This addresses only the easy part.

The unit $(n-1)$-sphere in $\mathbb{R}^n$ is covered by finitely many disks (sectors) each portending an acute cone from the origin. Each projection to a half-space of an acute cone becomes the union of (possibly) a subset of the intersecting hyperplane with (possibly) a sub-cone of the cone, also acute. Eventually, with probability $1$, each cone (or sub-cone) will lie entirely outside a half-space and therefore will be projected into a hyperplane. Since there are only finitely many cones, all of $\mathbb{R}^n$ will eventually project into a finite union of subsets the hyperplanes defining the half-spaces. This has measure $0$.

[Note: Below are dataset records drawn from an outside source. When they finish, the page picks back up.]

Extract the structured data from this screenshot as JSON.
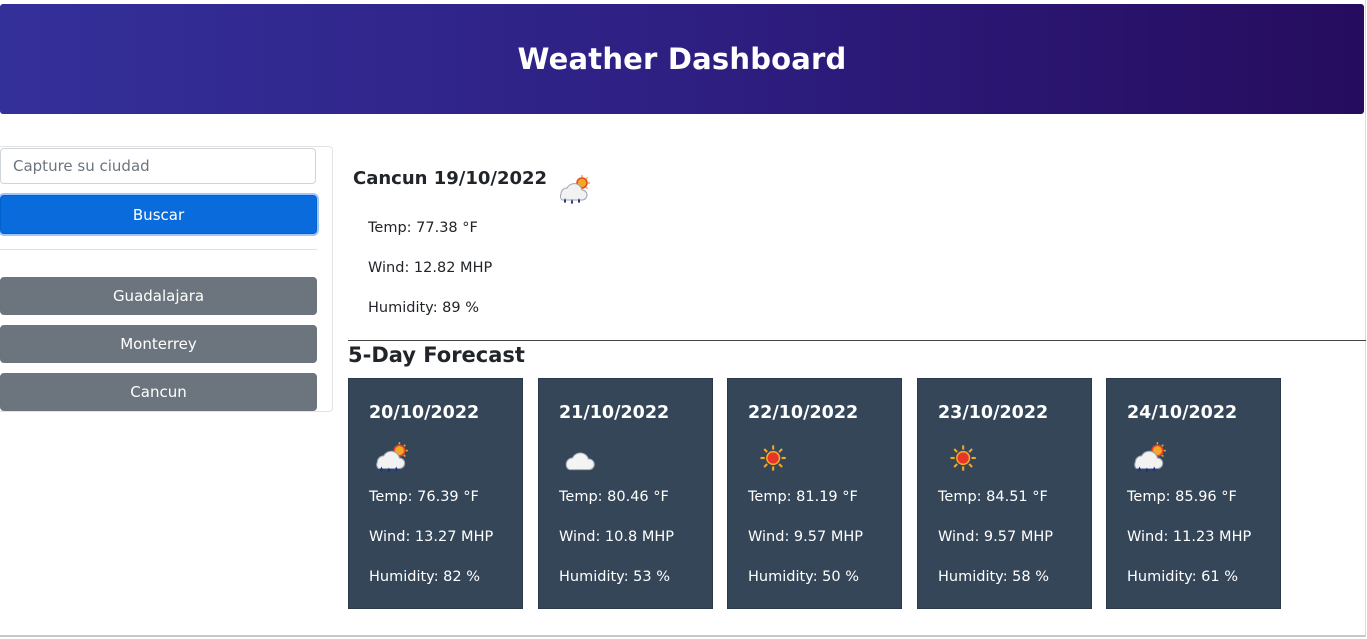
{
  "header": {
    "title": "Weather Dashboard"
  },
  "search": {
    "placeholder": "Capture su ciudad",
    "value": "",
    "button_label": "Buscar"
  },
  "history": [
    "Guadalajara",
    "Monterrey",
    "Cancun"
  ],
  "current": {
    "title": "Cancun 19/10/2022",
    "icon": "rain-sun-icon",
    "temp": "Temp: 77.38 °F",
    "wind": "Wind: 12.82 MHP",
    "humidity": "Humidity: 89 %"
  },
  "forecast_title": "5-Day Forecast",
  "forecast": [
    {
      "date": "20/10/2022",
      "icon": "rain-sun-icon",
      "temp": "Temp: 76.39 °F",
      "wind": "Wind: 13.27 MHP",
      "humidity": "Humidity: 82 %"
    },
    {
      "date": "21/10/2022",
      "icon": "cloud-icon",
      "temp": "Temp: 80.46 °F",
      "wind": "Wind: 10.8 MHP",
      "humidity": "Humidity: 53 %"
    },
    {
      "date": "22/10/2022",
      "icon": "sun-icon",
      "temp": "Temp: 81.19 °F",
      "wind": "Wind: 9.57 MHP",
      "humidity": "Humidity: 50 %"
    },
    {
      "date": "23/10/2022",
      "icon": "sun-icon",
      "temp": "Temp: 84.51 °F",
      "wind": "Wind: 9.57 MHP",
      "humidity": "Humidity: 58 %"
    },
    {
      "date": "24/10/2022",
      "icon": "rain-sun-icon",
      "temp": "Temp: 85.96 °F",
      "wind": "Wind: 11.23 MHP",
      "humidity": "Humidity: 61 %"
    }
  ],
  "colors": {
    "header_start": "#34309a",
    "header_end": "#260c5e",
    "primary": "#0a6cdc",
    "secondary": "#6c757d",
    "card": "#354659"
  }
}
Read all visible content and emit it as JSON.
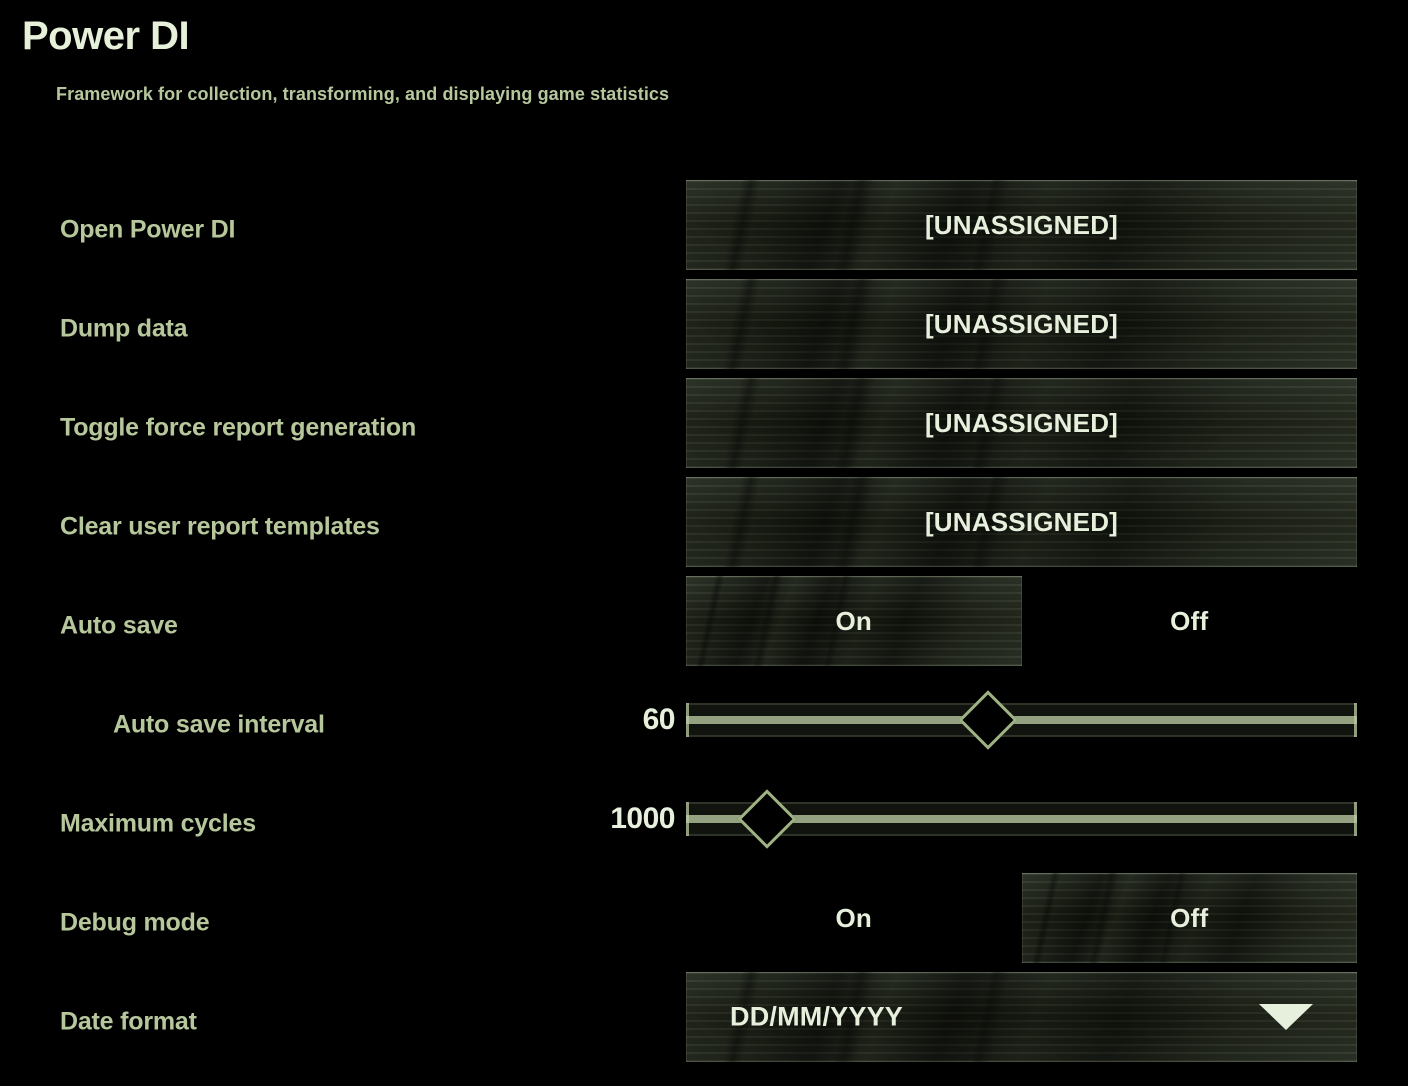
{
  "header": {
    "title": "Power DI",
    "subtitle": "Framework for collection, transforming, and displaying game statistics"
  },
  "colors": {
    "background": "#000000",
    "label_text": "#b7c79c",
    "value_text": "#e7f0dc",
    "title_text": "#e7f0d8",
    "panel_fill": "#1b1f19",
    "panel_border": "#cedcba",
    "slider_line": "#b9caa2",
    "handle_border": "#9fb283"
  },
  "rows": [
    {
      "label": "Open Power DI",
      "type": "keybind",
      "value": "[UNASSIGNED]",
      "indented": false
    },
    {
      "label": "Dump data",
      "type": "keybind",
      "value": "[UNASSIGNED]",
      "indented": false
    },
    {
      "label": "Toggle force report generation",
      "type": "keybind",
      "value": "[UNASSIGNED]",
      "indented": false
    },
    {
      "label": "Clear user report templates",
      "type": "keybind",
      "value": "[UNASSIGNED]",
      "indented": false
    },
    {
      "label": "Auto save",
      "type": "toggle",
      "options": [
        "On",
        "Off"
      ],
      "selected": "On",
      "indented": false
    },
    {
      "label": "Auto save interval",
      "type": "slider",
      "value": "60",
      "fill_percent": 45,
      "indented": true
    },
    {
      "label": "Maximum cycles",
      "type": "slider",
      "value": "1000",
      "fill_percent": 12,
      "indented": false
    },
    {
      "label": "Debug mode",
      "type": "toggle",
      "options": [
        "On",
        "Off"
      ],
      "selected": "Off",
      "indented": false
    },
    {
      "label": "Date format",
      "type": "dropdown",
      "value": "DD/MM/YYYY",
      "arrow_icon": "chevron-down-icon",
      "indented": false
    }
  ]
}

For the harder question, I did some experimenting.
First notice that a ray (semi-line from the origin) is always projected to a ray. Then I ran some simulation in $\mathbb{R}^3$, and noticed that starting from 2 rays, no matter what the angle between them is, eventually I always end up with an angle between them of less than pi/180, almost always within less than 100 iterations, and typically within less than 30. It would be tedious but not hard to run such simulations for other dimensions and to collect some data. Though I wonder if floating point precision could quickly become an issue.

In $\mathbb{R}^2$ it's pretty obvious that we'll eventually hit, with probability 1, a pair of projections such that first brings two starting rays to within an acute angle of each other, and the second projects both of those rays into a single one. So eventually all of $\mathbb{R}^2$ has to end up in a single ray, as the OP was speculating.